Sunday, May 8, 2011

Thinking and Not Thinking and "Everything" -

I have a tendency toward obsessiveness.  One way that it manifests itself is through sheer thought patterns that, while ceaseless, remain relatively incomplete, and yet, sort of compound away in my aching brain so that I'm on the borderline of  real and honest anxiety.  I don't know where the desires to think about things come from, or how they get into my brain, or what those things are.   Sort of like surfing the internet.  You don't know why you're reading out the new trendy raw chocolate pomegranate enemas the hipsters in williamsburg swear by, but you are--and you must.

Except that you don't.  I don't.  Part of getting sober has been the slow realization that even though I might "get" a lot of references at times, in certain company, I cannot, and will never be able to, know all references.  I cannot avoid saying "no, I never heard of that, what/who is it?"  Stunning, right?  Because at the same time, I feel a pang of shame creep up every time I have to ask it, like I should already know, especially if someone is already talking about it to me, as if we already shared some experience.-- When what's really going on is that a lot of people cherish a sort of cryptic talk that's highly specialized for certain things.  One of those things, of course, is group cohesion, and another, naturally, is to test someone's ability to decipher something and spit back the correct response.  In other words, it matters whether we can respond appropriately, and at the same time, if given enough exposure to enough people, and enough information, we won't be able to pin down all the language games that percolate up through the air and into our ears without systemitizing it somehow, in our own language, and with our own thoughts . . .

Thoughts and language that is, while self-reflexive, should also be objective enough to be responded to entertain conversation.  Which is just what other people are probably doing around me, when my previously slightly paranoid self would second guess meaning and fracture my own identity over the need to get something or not get something, whether intellectually, morally, or else wise.

Now, there's a tremendous tendency to shirk all convention, and to "stop" thinking.  To stop with all of the slipperiness of language, and just exist--to put one's hand up at the spigot and turn the damn thing off.  All that water.   All those thoughts.  All the stuff that is simultaneously going on and that I have to stay current on.... kind of frenetic and high paced when you get right down to it... and even while I was imbibing on alcohol I was filtering through those thoughts, I was also spewing them out.  Even when I was overwhelmed I naturally turned around and relished in the fact that I could open my own mouth and overwhelm other people.  Why?  Part of it at least has to be that we learn through experience, sure.  But the meat of the dish, I think, is that we need to put through what we feel like we're going through, to do a miniature recreation, and see how they respond, with what substance they conjure meaning, and that we do it in a less than conscious state.
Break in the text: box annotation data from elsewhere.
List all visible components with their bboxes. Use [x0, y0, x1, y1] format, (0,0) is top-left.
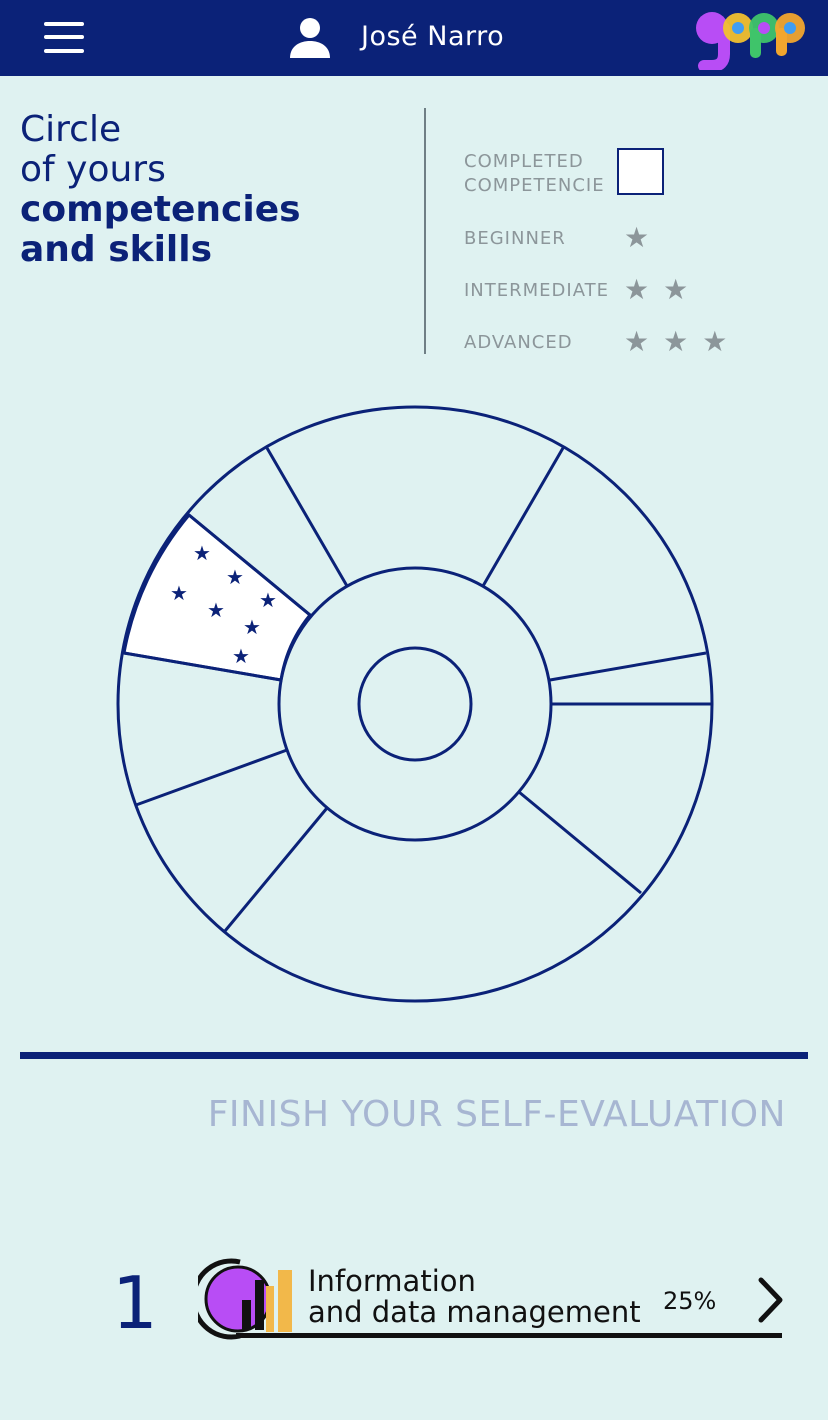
legend-completed-line-2: COMPETENCIE: [464, 175, 605, 196]
top-bar: José Narro: [0, 0, 828, 76]
segment-star: ★: [170, 581, 188, 605]
title-line-2: of yours: [20, 149, 166, 190]
vertical-divider: [424, 108, 426, 354]
wheel-middle-ring: [277, 566, 553, 842]
competency-title[interactable]: Information and data management: [308, 1266, 641, 1328]
legend-beginner-stars: ★: [624, 221, 664, 254]
wheel-dividers: [123, 447, 712, 932]
segment-star: ★: [226, 565, 244, 589]
hamburger-menu-icon[interactable]: [40, 18, 88, 58]
legend-completed-swatch: [617, 148, 664, 195]
page-title: Circle of yours competencies and skills: [20, 110, 301, 270]
segment-star: ★: [207, 598, 225, 622]
user-name[interactable]: José Narro: [361, 18, 504, 56]
legend-intermediate-stars: ★★: [624, 273, 703, 306]
legend-advanced-stars: ★★★: [624, 325, 742, 358]
competency-title-line-1: Information: [308, 1264, 476, 1298]
information-data-icon: [198, 1258, 292, 1340]
legend-beginner-label: BEGINNER: [464, 228, 566, 249]
legend-advanced-label: ADVANCED: [464, 332, 573, 353]
title-line-3: competencies: [20, 189, 301, 230]
finish-self-evaluation-button[interactable]: FINISH YOUR SELF-EVALUATION: [0, 1094, 786, 1135]
segment-star: ★: [232, 644, 250, 668]
title-line-1: Circle: [20, 109, 122, 150]
wheel-inner-ring[interactable]: [357, 646, 473, 762]
legend-completed-label: COMPLETED COMPETENCIE: [464, 150, 605, 198]
competency-number: 1: [112, 1261, 158, 1345]
competency-progress-percent: 25%: [663, 1287, 717, 1315]
legend-intermediate-label: INTERMEDIATE: [464, 280, 610, 301]
competency-wheel: ★ ★ ★ ★ ★ ★ ★: [116, 405, 714, 1003]
segment-star: ★: [259, 588, 277, 612]
segment-star: ★: [243, 615, 261, 639]
title-line-4: and skills: [20, 229, 213, 270]
competency-underline: [236, 1333, 782, 1338]
segment-star: ★: [193, 541, 211, 565]
competency-title-line-2: and data management: [308, 1295, 641, 1329]
gopp-logo: [696, 12, 805, 70]
chevron-right-icon[interactable]: [754, 1274, 788, 1326]
user-icon: [290, 18, 330, 58]
horizontal-divider: [20, 1052, 808, 1059]
legend-completed-line-1: COMPLETED: [464, 151, 584, 172]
To state this all in a different way: our first reaction to something new is to bring it back to those we have previous relationships with and show them, somehow, whether through a summary, or through an emotional interchange, and see how it is they deal with it--whether it is fair or not. 

There is a lot going on out there, anyway, and no matter how many distillers of information there are, we cannot digest it all, even if mostly edited out.  We like to have stories to hang our hats on, and we will invent them, backward in time, for comfort in the face of oncoming stimuli, and for the sake of staying sane.  That doesn't mean, I think, that the patterns we recognize are untrue, just that they are not more predominate than other multitudinous patterns that we de-emphasize when we notice the one; that's nothing to worry about, per se, because the idea is that we cannot see all of it at once.  We cannot simply put our mouth on the spigot and turn open a lake.  We need to swim about and be free and forget at times.  And other times we need to immerse ourselves in the gory details, especially when they are overwhelming.  I'm not sure which times are which.  Some people are really good at all the details all the time.  Others are good at all big picture stuff all the time too.